Derneğin kurucularının hepsi hayatlarında sosyal duyarlılık çalışmalarına bir şekilde bulaşmış insanlar. İçinde akademisyen, ihraç edilmiş bir imam, ihraç edilmiş bir belediye çalışanı, şu an belediyede görevli insanlar, avukat, müzisyen, emekçi gibi farklı süreçlerden gelen insanlar var.

Doğrusu beni şaşırtan, belki de Diyarbakır’da asla göremeyeceğim bu tablo oldu. İhraç edilen ya da edilmeyen, kamuda çalışan ya da çalışmayan, toplumun her kesiminden insanların bir araya gelerek birlikte iyileşmeye çalışması ve birlikte toplumu iyileştirmeye çalışmaları.

“Bunu nasıl başardınız?” diye soruyorum. “Herkes derneğe siyasi kimliğini dışarıda bırakarak geliyor” cevabını alıyorum.

Bu insanların dernekteki dertleri, çevre doğa gibi toplumsal konularda bir farkındalık yaratmak.

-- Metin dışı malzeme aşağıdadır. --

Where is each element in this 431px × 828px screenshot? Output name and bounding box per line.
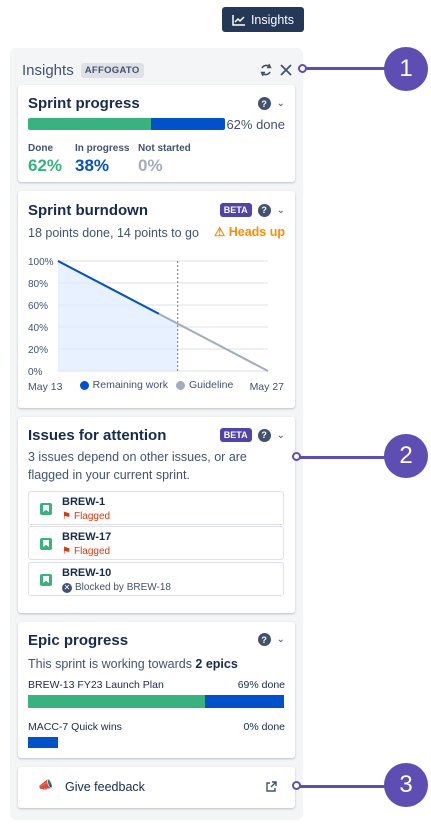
legend-dot-remaining [79,380,89,390]
issue-key: BREW-17 [62,531,112,543]
flag-icon: ⚑ [62,546,71,557]
flag-icon: ⚑ [62,511,71,522]
callout-line-1 [303,67,387,70]
callout-dot-1 [298,64,307,73]
close-icon[interactable] [279,63,293,77]
callout-line-2 [297,456,387,459]
burndown-summary: 18 points done, 14 points to go [28,226,199,240]
y-tick-label: 60% [28,301,48,312]
epic-percent: 69% done [237,679,285,691]
legend-dot-guideline [175,380,185,390]
epic-title: Epic progress [28,632,129,649]
story-icon [40,503,52,515]
sprint-progress-card: Sprint progress ? ⌄ 62% done Done 62% In… [18,85,295,182]
issues-attention-card: Issues for attention BETA ? ⌄ 3 issues d… [18,417,295,613]
y-tick-label: 80% [28,279,48,290]
issue-card[interactable]: BREW-10 ✕ Blocked by BREW-18 [28,562,284,596]
y-tick-label: 0% [28,367,43,378]
external-link-icon[interactable] [265,781,277,793]
give-feedback-label: Give feedback [65,780,145,794]
issue-card[interactable]: BREW-1 ⚑ Flagged [28,491,284,525]
help-icon[interactable]: ? [257,428,271,442]
beta-badge: BETA [219,428,252,442]
y-tick-label: 100% [28,257,54,268]
chevron-down-icon[interactable]: ⌄ [277,205,285,216]
progress-done-bar [28,118,151,130]
y-tick-label: 20% [28,345,48,356]
callout-dot-2 [292,452,301,461]
chart-legend: Remaining work Guideline [18,379,295,391]
trend-chart-icon [232,14,245,26]
attention-description: 3 issues depend on other issues, or are … [28,450,247,482]
give-feedback-card[interactable]: 📣 Give feedback [18,767,295,808]
progress-inprogress-bar [151,118,225,130]
callout-badge-3: 3 [384,763,428,807]
callout-badge-1: 1 [384,47,428,91]
help-icon[interactable]: ? [257,97,271,110]
story-icon [40,574,52,586]
insights-button-label: Insights [250,12,295,27]
legend-remaining: Remaining work [92,379,168,391]
callout-line-3 [297,785,387,788]
elapsed-area [58,261,178,371]
panel-header: Insights AFFOGATO [22,60,293,80]
callout-badge-2: 2 [384,434,428,478]
chevron-down-icon[interactable]: ⌄ [277,98,285,109]
epic-done-bar [28,695,205,708]
blocked-icon: ✕ [62,582,72,593]
beta-badge: BETA [219,203,252,217]
y-tick-label: 40% [28,323,48,334]
refresh-icon[interactable] [259,63,273,77]
stat-in-progress: In progress 38% [75,143,130,175]
insights-button[interactable]: Insights [222,7,304,32]
insights-panel: Insights AFFOGATO Sprint progress ? ⌄ 62… [10,48,303,820]
legend-guideline: Guideline [188,379,234,391]
stat-done: Done 62% [28,143,63,175]
chevron-down-icon[interactable]: ⌄ [277,430,285,441]
epic-progress-card: Epic progress ? ⌄ This sprint is working… [18,622,295,758]
megaphone-icon: 📣 [38,778,53,792]
issue-key: BREW-1 [62,496,106,508]
board-tag: AFFOGATO [80,62,144,78]
sprint-progress-title: Sprint progress [28,95,140,112]
attention-title: Issues for attention [28,427,167,444]
stat-not-started: Not started 0% [138,143,191,175]
callout-dot-3 [292,781,301,790]
help-icon[interactable]: ? [257,633,271,646]
panel-title: Insights [22,61,74,79]
story-icon [40,538,52,550]
issue-status: Flagged [73,546,111,557]
heads-up-warning[interactable]: ⚠ Heads up [214,224,285,239]
epic-percent: 0% done [243,721,285,733]
epic-name[interactable]: MACC-7 Quick wins [28,721,122,733]
issue-key: BREW-10 [62,567,112,579]
sprint-burndown-card: Sprint burndown BETA ? ⌄ 18 points done,… [18,191,295,408]
epic-remaining-bar [205,695,284,708]
help-icon[interactable]: ? [257,203,271,217]
chevron-down-icon[interactable]: ⌄ [277,634,285,645]
issue-status: Flagged [73,511,111,522]
issue-card[interactable]: BREW-17 ⚑ Flagged [28,526,284,560]
sprint-done-percent: 62% done [226,117,285,132]
issue-status: Blocked by BREW-18 [75,582,171,593]
epic-summary: This sprint is working towards 2 epics [28,657,238,671]
epic-remaining-bar [28,737,58,748]
burndown-title: Sprint burndown [28,202,148,219]
epic-name[interactable]: BREW-13 FY23 Launch Plan [28,679,164,691]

Cizre’nin temizliği, bisiklet yolu yapılması, Cizre’nin güzelliklerinin bilinmesi gibi konuları ele alıyorlar.

Temizlik etkinlikleri yapıyorlar, hafta sonları doğa yürüyüşleri düzenliyorlar.

 

 

Doğada geleneksel stranlar söylüyorlar, geniş çaplı fidan dikme etkinlikleri düzenliyorlar. “Aslında kaçış için başladık diyor içlerinden biri.

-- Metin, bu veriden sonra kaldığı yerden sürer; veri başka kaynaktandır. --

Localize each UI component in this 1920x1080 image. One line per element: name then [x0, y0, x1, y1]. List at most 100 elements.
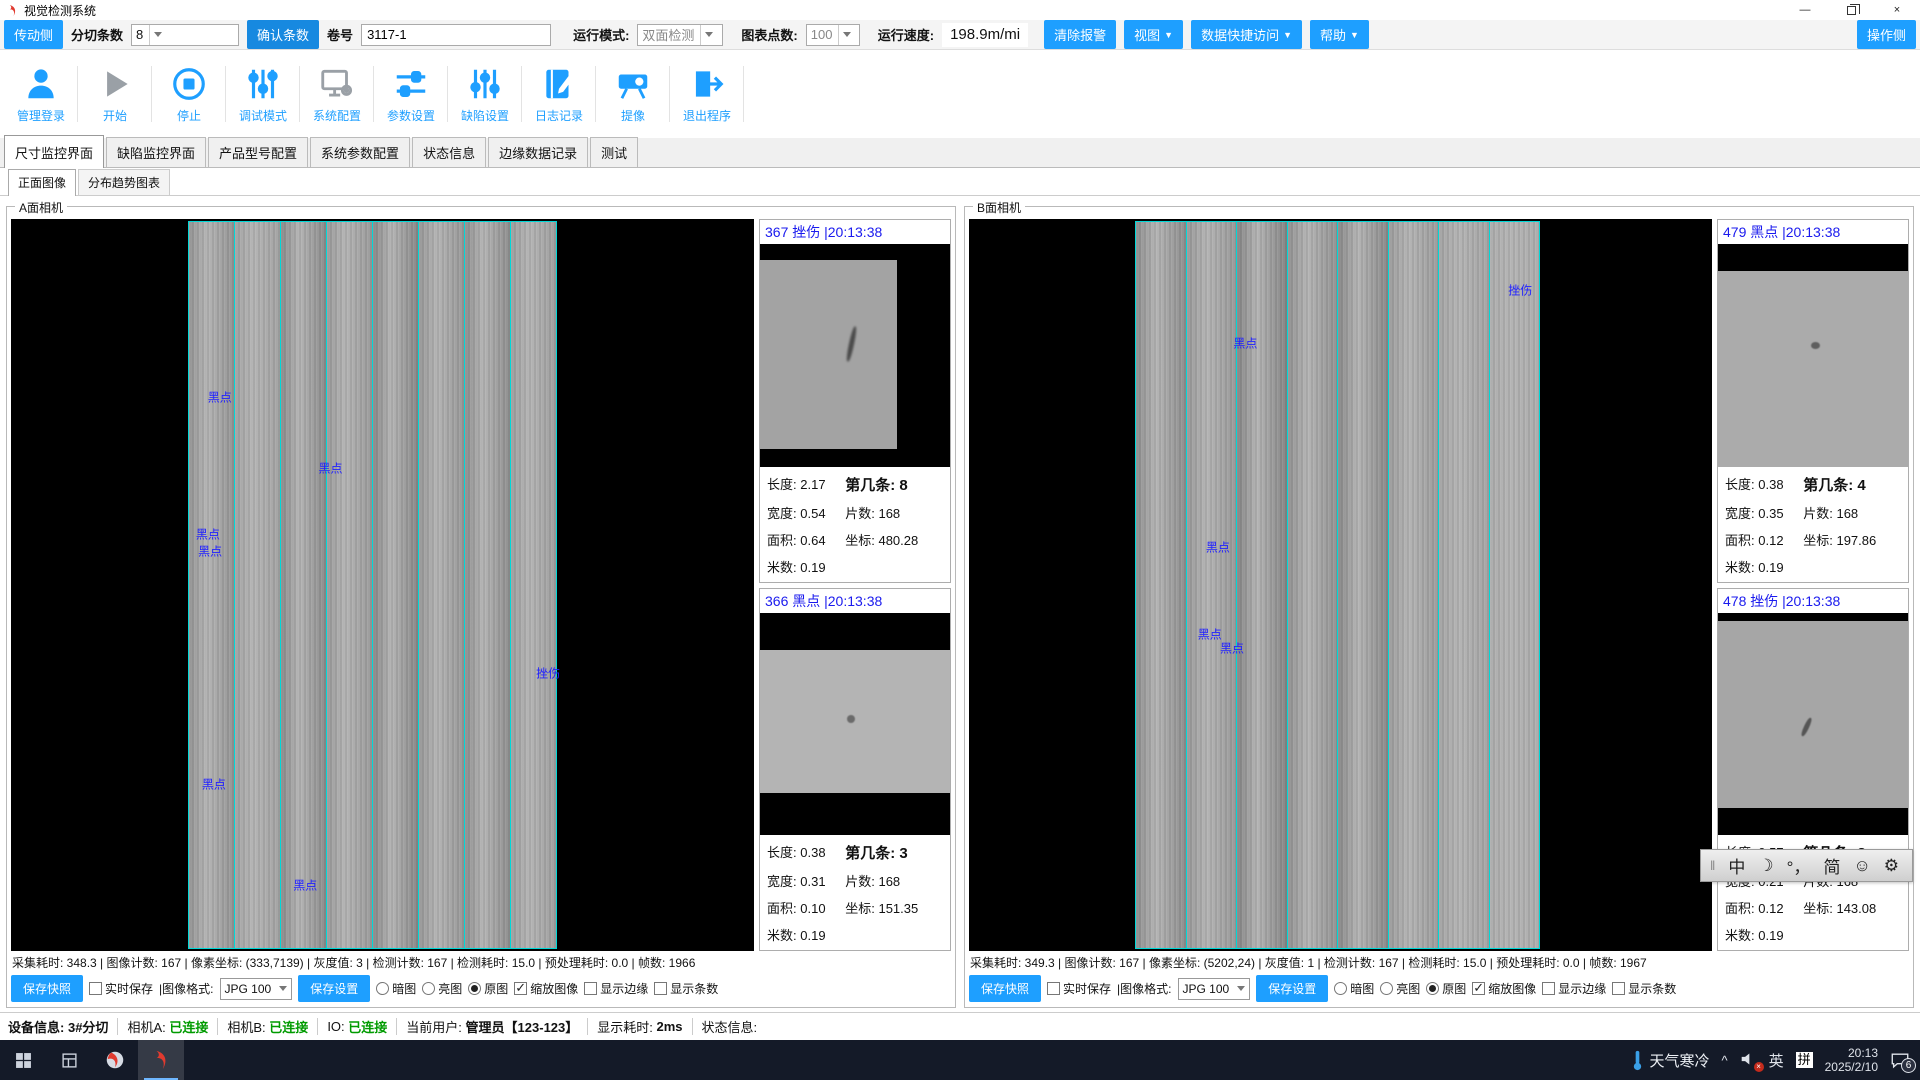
tab-test[interactable]: 测试 — [590, 137, 638, 168]
data-quick-access-menu-button[interactable]: 数据快捷访问▼ — [1191, 20, 1302, 49]
taskbar-app-browser[interactable] — [92, 1040, 138, 1080]
defect-card[interactable]: 367 挫伤 |20:13:38 长度: 2.17 第几条: 8 宽度: 0.5… — [759, 219, 951, 583]
image-format-select[interactable]: JPG 100 — [220, 978, 293, 1000]
radio-icon — [422, 982, 435, 995]
task-view-button[interactable] — [46, 1040, 92, 1080]
original-image-radio[interactable]: 原图 — [1426, 980, 1466, 997]
chart-points-label: 图表点数: — [741, 25, 797, 44]
emoji-icon[interactable]: ☺ — [1853, 856, 1870, 876]
zoom-image-checkbox[interactable]: 缩放图像 — [514, 980, 578, 997]
tab-product-model-config[interactable]: 产品型号配置 — [208, 137, 308, 168]
camera-b-image[interactable]: 黑点挫伤黑点黑点黑点 — [969, 219, 1712, 951]
original-image-radio[interactable]: 原图 — [468, 980, 508, 997]
defect-strip-no: 3 — [899, 845, 907, 862]
defect-settings-button[interactable]: 缺陷设置 — [448, 50, 522, 138]
gear-icon[interactable]: ⚙ — [1884, 856, 1899, 876]
defect-card[interactable]: 366 黑点 |20:13:38 长度: 0.38 第几条: 3 宽度: 0.3… — [759, 588, 951, 952]
confirm-count-button[interactable]: 确认条数 — [247, 20, 319, 49]
hidden-icons-button[interactable]: ^ — [1721, 1053, 1727, 1068]
defect-card-title: 479 黑点 |20:13:38 — [1718, 220, 1908, 244]
debug-mode-button[interactable]: 调试模式 — [226, 50, 300, 138]
help-menu-button[interactable]: 帮助▼ — [1310, 20, 1369, 49]
simplified-toggle[interactable]: 简 — [1823, 853, 1840, 878]
moon-icon[interactable]: ☽ — [1758, 856, 1773, 876]
bright-image-radio[interactable]: 亮图 — [422, 980, 462, 997]
product-strip — [1186, 222, 1236, 948]
clear-alarm-button[interactable]: 清除报警 — [1044, 20, 1116, 49]
language-indicator[interactable]: 英 — [1769, 1050, 1784, 1071]
dark-image-radio[interactable]: 暗图 — [1334, 980, 1374, 997]
punctuation-toggle[interactable]: °， — [1787, 853, 1811, 878]
operator-side-button[interactable]: 操作侧 — [1857, 20, 1916, 49]
defect-coord: 143.08 — [1836, 901, 1876, 916]
subtab-distribution-chart[interactable]: 分布趋势图表 — [78, 169, 170, 196]
thermometer-icon — [1632, 1049, 1643, 1071]
defect-pieces: 168 — [1836, 506, 1858, 521]
capture-image-button[interactable]: 提像 — [596, 50, 670, 138]
defect-card[interactable]: 479 黑点 |20:13:38 长度: 0.38 第几条: 4 宽度: 0.3… — [1717, 219, 1909, 583]
log-record-button[interactable]: 日志记录 — [522, 50, 596, 138]
admin-login-button[interactable]: 管理登录 — [4, 50, 78, 138]
stop-button[interactable]: 停止 — [152, 50, 226, 138]
checkbox-icon — [584, 982, 597, 995]
start-button[interactable] — [0, 1040, 46, 1080]
ime-lang-toggle[interactable]: 中 — [1728, 853, 1745, 878]
realtime-save-checkbox[interactable]: 实时保存 — [1047, 980, 1111, 997]
tab-system-param-config[interactable]: 系统参数配置 — [310, 137, 410, 168]
image-format-label: |图像格式: — [1117, 980, 1171, 997]
clock[interactable]: 20:13 2025/2/10 — [1825, 1046, 1878, 1074]
weather-widget[interactable]: 天气寒冷 — [1632, 1049, 1709, 1071]
show-strip-count-checkbox[interactable]: 显示条数 — [1612, 980, 1676, 997]
ime-drag-handle[interactable]: ‖ — [1710, 858, 1715, 873]
exit-program-button[interactable]: 退出程序 — [670, 50, 744, 138]
display-time-label: 显示耗时: — [597, 1017, 653, 1036]
notification-center-button[interactable]: 6 — [1890, 1052, 1910, 1069]
tab-size-monitor[interactable]: 尺寸监控界面 — [4, 135, 104, 168]
show-strip-count-checkbox[interactable]: 显示条数 — [654, 980, 718, 997]
slit-count-select[interactable]: 8 — [131, 24, 239, 46]
tab-edge-data-record[interactable]: 边缘数据记录 — [488, 137, 588, 168]
restore-button[interactable] — [1828, 0, 1874, 20]
run-mode-select[interactable]: 双面检测 — [637, 24, 723, 46]
defect-thumbnail — [760, 244, 950, 467]
logbook-pencil-icon — [540, 65, 578, 103]
save-snapshot-button[interactable]: 保存快照 — [969, 975, 1041, 1002]
chevron-down-icon — [843, 32, 851, 37]
camera-a-image[interactable]: 黑点黑点黑点黑点挫伤黑点黑点 — [11, 219, 754, 951]
defect-mark-label: 黑点 — [1198, 626, 1222, 643]
image-format-select[interactable]: JPG 100 — [1178, 978, 1251, 1000]
monitor-gear-icon — [318, 65, 356, 103]
tab-defect-monitor[interactable]: 缺陷监控界面 — [106, 137, 206, 168]
show-edge-checkbox[interactable]: 显示边缘 — [584, 980, 648, 997]
defect-pieces: 168 — [878, 874, 900, 889]
volume-button[interactable]: × — [1740, 1052, 1757, 1069]
camera-b-status-line: 采集耗时: 349.3 | 图像计数: 167 | 像素坐标: (5202,24… — [969, 951, 1909, 973]
tab-status-info[interactable]: 状态信息 — [412, 137, 486, 168]
main-tab-bar: 尺寸监控界面 缺陷监控界面 产品型号配置 系统参数配置 状态信息 边缘数据记录 … — [0, 138, 1920, 168]
param-settings-button[interactable]: 参数设置 — [374, 50, 448, 138]
bright-image-radio[interactable]: 亮图 — [1380, 980, 1420, 997]
start-button[interactable]: 开始 — [78, 50, 152, 138]
show-edge-checkbox[interactable]: 显示边缘 — [1542, 980, 1606, 997]
close-button[interactable]: × — [1874, 0, 1920, 20]
run-mode-label: 运行模式: — [573, 25, 629, 44]
taskbar-app-vision-system[interactable] — [138, 1040, 184, 1080]
ime-indicator[interactable]: 拼 — [1796, 1052, 1813, 1068]
dark-image-radio[interactable]: 暗图 — [376, 980, 416, 997]
defect-card-title: 478 挫伤 |20:13:38 — [1718, 589, 1908, 613]
drive-side-button[interactable]: 传动侧 — [4, 20, 63, 49]
realtime-save-checkbox[interactable]: 实时保存 — [89, 980, 153, 997]
zoom-image-checkbox[interactable]: 缩放图像 — [1472, 980, 1536, 997]
save-settings-button[interactable]: 保存设置 — [1256, 975, 1328, 1002]
defect-card[interactable]: 478 挫伤 |20:13:38 长度: 0.57 第几条: 3 宽度: 0.2… — [1717, 588, 1909, 952]
subtab-front-image[interactable]: 正面图像 — [8, 169, 76, 196]
chart-points-select[interactable]: 100 — [806, 24, 860, 46]
minimize-button[interactable]: — — [1782, 0, 1828, 20]
save-settings-button[interactable]: 保存设置 — [298, 975, 370, 1002]
defect-mark-label: 黑点 — [1206, 538, 1230, 555]
product-strip — [234, 222, 280, 948]
roll-number-input[interactable] — [361, 24, 551, 46]
save-snapshot-button[interactable]: 保存快照 — [11, 975, 83, 1002]
view-menu-button[interactable]: 视图▼ — [1124, 20, 1183, 49]
system-config-button[interactable]: 系统配置 — [300, 50, 374, 138]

Yasaklardan sonra şehirde tartışılan, ev fiyatları, inşaatlar vs. tüm bu konulardan biraz uzaklaşmak istedik, sonra bize ne kadar iyi geldiğini fark ettik ve şimdi derneğe dört elle sarılmış durumdayız” diye anlatıyor bir üye.

 

Derneği kurmak kolay olmamış. Başta olumsuz tepki gösterenler bile daha sonra derneğe katılmak için başvurmuşlar. Şuan 35 üyeleri var.  Hafta sonları gidecekleri parkuru önceden belirleyip duyuruyorlar, üye olmayan Cizreliler de katılabiliyor. Kolektif yapıyorlar her şeyi, menüleri vejetaryen.

Güzel bir web sayfaları da var. Derneğin amblemi de çok özel. Güneş, 12 mevsim, yeşil, doğa, mor, kadın, Dicle Nehri… Hepsi bir arada.

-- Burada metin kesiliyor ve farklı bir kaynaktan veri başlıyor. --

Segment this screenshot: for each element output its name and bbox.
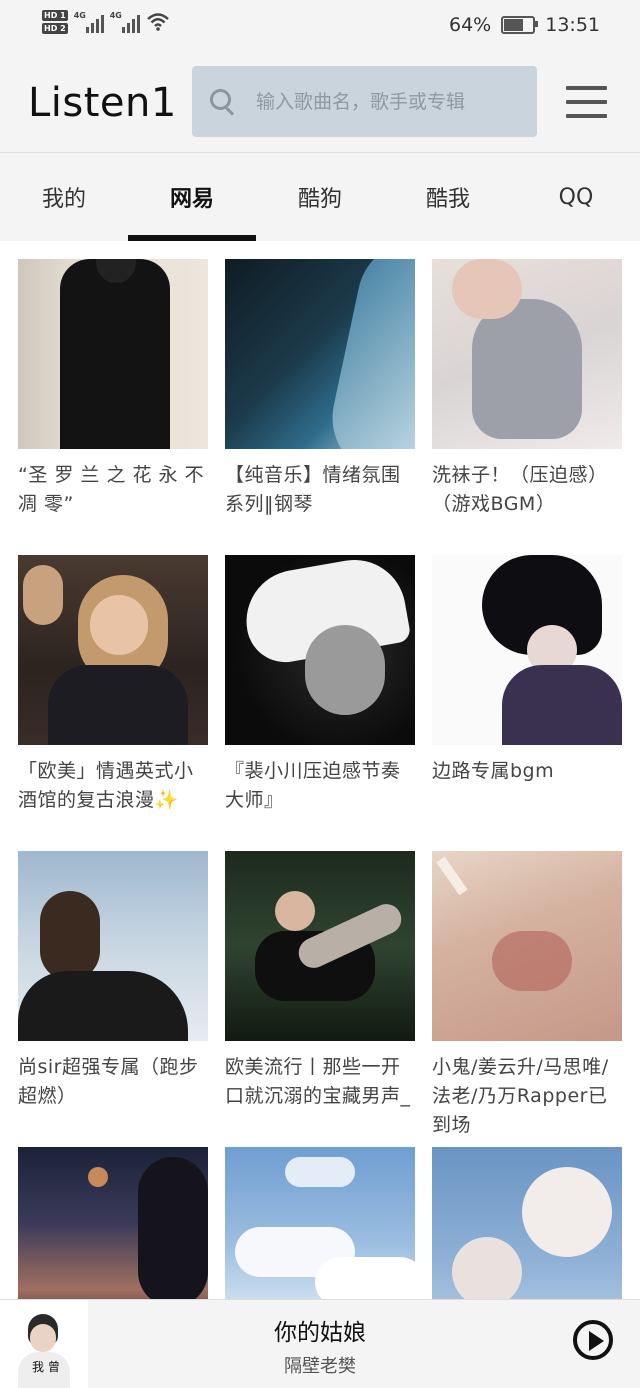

Dernek Silopi, Mardin gibi yakın kentlere örnek olmaya başlamış bile. Derneğin şehirde kadının toplumsallaşmasına da etkisi var. Cizre’de bisiklet süren kadınları görmek, toplumda kadına bakış açısını da etkiliyor, olumlu yönde dönüştürüyor.

 

 

Uzun bir sohbetten sonra Bırca Belek’te beni ufak bir gezintiye çıkarıyorlar. Mem-u Zin’in geçtiği topraklardan yürüyorum, Dicle’ye uzun uzun bakıyorum. Mehmed Uzun aklıma düşüyor, onu hastanede son ziyaretim. Cizre’nin güzelliklerini ilk defa gördüğümü fark ediyorum.

Cizreli gençlere bakıyorum. Hepsi iyileşmek istiyor gibiler. Bisiklet ve Doğa Derneği burada bir nefes olmuş, belli ki başka nefeslere de ihtiyaç var.  

Cizre içimde koca bir yara ve bu yara ömür boyu içimi yakacak biliyorum. Bununla birlikte her biri birbirinden güzel, kıymetli bu insanlar doğrusu bana çok iyi geliyor.  Onlara baktıkça “Her yıkımdan sonra ortalığı toparlamak birilerine düşermiş” sözü aklıma düşüyor.

Cizre iyileşmeye çalışıyor, travmalarıyla baş etmek için pedal çeviriyor.